The neutral press is a lot less central to how people get news than it used to be. But it’s still a big deal; what those outlets cover doesn’t dictate what’s on social media, for example, but it does heavily influence it. So it’s still important to know that the “neutral” media has never been fully without bias. It’s just partisan bias that the New York Times (in the news pages), the Washington Post, the AP, ABC and CNN try very hard to banish from their coverage.

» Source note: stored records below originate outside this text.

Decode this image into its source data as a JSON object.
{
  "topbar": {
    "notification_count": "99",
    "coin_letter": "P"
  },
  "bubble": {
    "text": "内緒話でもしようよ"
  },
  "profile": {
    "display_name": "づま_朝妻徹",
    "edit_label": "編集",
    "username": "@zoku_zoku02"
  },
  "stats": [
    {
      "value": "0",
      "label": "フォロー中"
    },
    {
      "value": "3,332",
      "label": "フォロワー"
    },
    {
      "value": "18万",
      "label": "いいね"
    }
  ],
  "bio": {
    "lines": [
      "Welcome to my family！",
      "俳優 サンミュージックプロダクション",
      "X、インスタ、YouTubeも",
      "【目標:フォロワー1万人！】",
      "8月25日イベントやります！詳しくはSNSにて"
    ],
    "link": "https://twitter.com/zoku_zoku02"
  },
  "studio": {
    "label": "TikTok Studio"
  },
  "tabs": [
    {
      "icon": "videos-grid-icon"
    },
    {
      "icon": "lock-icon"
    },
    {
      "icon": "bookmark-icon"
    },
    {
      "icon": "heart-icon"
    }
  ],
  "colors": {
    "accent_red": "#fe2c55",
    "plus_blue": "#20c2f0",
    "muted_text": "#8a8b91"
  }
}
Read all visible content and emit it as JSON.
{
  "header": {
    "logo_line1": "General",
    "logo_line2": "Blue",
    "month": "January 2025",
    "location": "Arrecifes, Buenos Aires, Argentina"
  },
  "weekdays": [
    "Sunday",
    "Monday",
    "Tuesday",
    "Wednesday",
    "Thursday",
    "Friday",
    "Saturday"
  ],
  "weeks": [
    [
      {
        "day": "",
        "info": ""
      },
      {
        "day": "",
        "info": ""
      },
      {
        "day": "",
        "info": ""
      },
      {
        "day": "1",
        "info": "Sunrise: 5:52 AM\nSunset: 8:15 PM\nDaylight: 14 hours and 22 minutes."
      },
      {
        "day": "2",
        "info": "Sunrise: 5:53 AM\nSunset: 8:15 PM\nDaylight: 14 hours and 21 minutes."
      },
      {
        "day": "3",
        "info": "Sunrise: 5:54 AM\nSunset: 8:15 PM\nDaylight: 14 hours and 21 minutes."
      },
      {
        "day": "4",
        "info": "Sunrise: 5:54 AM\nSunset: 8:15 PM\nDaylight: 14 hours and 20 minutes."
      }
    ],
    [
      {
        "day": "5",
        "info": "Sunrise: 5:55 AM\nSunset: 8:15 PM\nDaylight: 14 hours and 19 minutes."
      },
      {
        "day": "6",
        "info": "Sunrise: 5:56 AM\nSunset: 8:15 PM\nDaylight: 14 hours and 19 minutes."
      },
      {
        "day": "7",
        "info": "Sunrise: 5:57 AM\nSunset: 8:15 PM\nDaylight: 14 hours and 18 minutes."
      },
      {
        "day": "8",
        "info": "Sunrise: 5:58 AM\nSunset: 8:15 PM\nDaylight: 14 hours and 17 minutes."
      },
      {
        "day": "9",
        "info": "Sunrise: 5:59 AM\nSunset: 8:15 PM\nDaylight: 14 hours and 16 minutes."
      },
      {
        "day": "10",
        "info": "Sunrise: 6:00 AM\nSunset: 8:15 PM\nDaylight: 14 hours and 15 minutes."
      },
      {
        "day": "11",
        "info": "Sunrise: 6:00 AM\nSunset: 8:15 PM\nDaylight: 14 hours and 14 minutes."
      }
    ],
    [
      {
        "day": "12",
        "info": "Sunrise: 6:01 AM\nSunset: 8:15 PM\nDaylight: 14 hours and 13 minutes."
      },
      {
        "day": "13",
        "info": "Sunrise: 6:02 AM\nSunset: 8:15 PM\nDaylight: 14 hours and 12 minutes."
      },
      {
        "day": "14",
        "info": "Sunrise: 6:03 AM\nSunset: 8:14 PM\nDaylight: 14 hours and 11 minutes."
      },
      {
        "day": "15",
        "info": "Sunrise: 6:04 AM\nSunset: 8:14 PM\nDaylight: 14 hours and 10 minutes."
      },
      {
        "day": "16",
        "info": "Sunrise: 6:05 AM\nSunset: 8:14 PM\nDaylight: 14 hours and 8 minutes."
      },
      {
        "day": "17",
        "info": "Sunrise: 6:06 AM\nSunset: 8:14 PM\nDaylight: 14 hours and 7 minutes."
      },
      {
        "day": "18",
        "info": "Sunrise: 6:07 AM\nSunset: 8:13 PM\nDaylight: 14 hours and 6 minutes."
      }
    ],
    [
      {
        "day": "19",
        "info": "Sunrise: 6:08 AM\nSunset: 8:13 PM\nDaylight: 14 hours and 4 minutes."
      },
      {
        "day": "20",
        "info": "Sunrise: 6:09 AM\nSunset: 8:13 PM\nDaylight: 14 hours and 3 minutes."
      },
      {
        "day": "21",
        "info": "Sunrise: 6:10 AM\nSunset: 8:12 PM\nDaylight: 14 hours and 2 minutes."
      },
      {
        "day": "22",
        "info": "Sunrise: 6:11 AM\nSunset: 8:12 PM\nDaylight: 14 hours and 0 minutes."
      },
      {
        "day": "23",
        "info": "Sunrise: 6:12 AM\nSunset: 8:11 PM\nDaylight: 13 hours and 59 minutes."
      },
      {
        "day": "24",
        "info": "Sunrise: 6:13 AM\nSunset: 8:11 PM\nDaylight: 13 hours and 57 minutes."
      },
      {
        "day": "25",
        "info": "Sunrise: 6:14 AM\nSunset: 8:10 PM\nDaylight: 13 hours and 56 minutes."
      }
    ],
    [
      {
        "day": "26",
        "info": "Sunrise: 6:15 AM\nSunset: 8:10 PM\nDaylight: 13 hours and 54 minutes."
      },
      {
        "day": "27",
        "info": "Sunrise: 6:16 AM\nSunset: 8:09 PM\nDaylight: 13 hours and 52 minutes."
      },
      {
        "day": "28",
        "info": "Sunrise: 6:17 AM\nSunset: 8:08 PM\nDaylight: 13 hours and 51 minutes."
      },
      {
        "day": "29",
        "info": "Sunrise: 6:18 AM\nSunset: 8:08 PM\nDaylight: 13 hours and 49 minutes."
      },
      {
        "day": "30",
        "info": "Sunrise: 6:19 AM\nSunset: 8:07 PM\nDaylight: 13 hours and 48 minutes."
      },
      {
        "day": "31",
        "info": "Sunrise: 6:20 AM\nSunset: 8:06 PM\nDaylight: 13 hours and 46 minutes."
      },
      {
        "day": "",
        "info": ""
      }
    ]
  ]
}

Which, of course, is its own type of bias. Along with all sorts of other factors that influence which stories get covered and how they are covered.
None of this is necessarily bad. It’s absolutely impossible to be fully unbiased, after all. It’s just helpful to understand why some stories blow up and others don’t, and to realize that there are a lot of major factors that have very little to do with the policy or partisan preferences of the people making the news.
On to the links (missed last week, so some of these are a bit older but still well worth it; links might be off schedule sometimes this summer):
1. Seth Masket on his new book on the GOP and the third Trump nomination. (Or just get the book!).
2. Matt Motta and Robert Ralston on prediction markets.
3. Meredith Conroy on the attacks on Talarico’s masculinity.
4. John Sides at Good Authority on young Republicans.
5. Natalie Jackson on partisanship and bad candidates.
6. Scott Lemieux points out that, yes, it’s okay for Democrats to bash Trump for being defeated in Iran.
7. Dan Drezner on JD Vance’s misadventures.
8. Lindsey Cormack on congressional reactions to the Iran deal.
9. Matt Glassman runs through analogies for Congress, the presidency, and the executive branch.
10. The Wesleyan Media Project on Trump and campaign 2026.
11. And back at Good Authority, Nadia Brown on Juneteenth.


Key paragraph and you always have one to help us learn. Thanks!
the “neutral” media has never been fully without bias. It’s just partisan bias that the New York Times (in the news pages), the Washington Post, the AP, ABC and CNN try very hard to banish from their coverage. Which, of course, is its own type of bias. Along with all sorts of other factors that influence which stories get covered and how they are covered.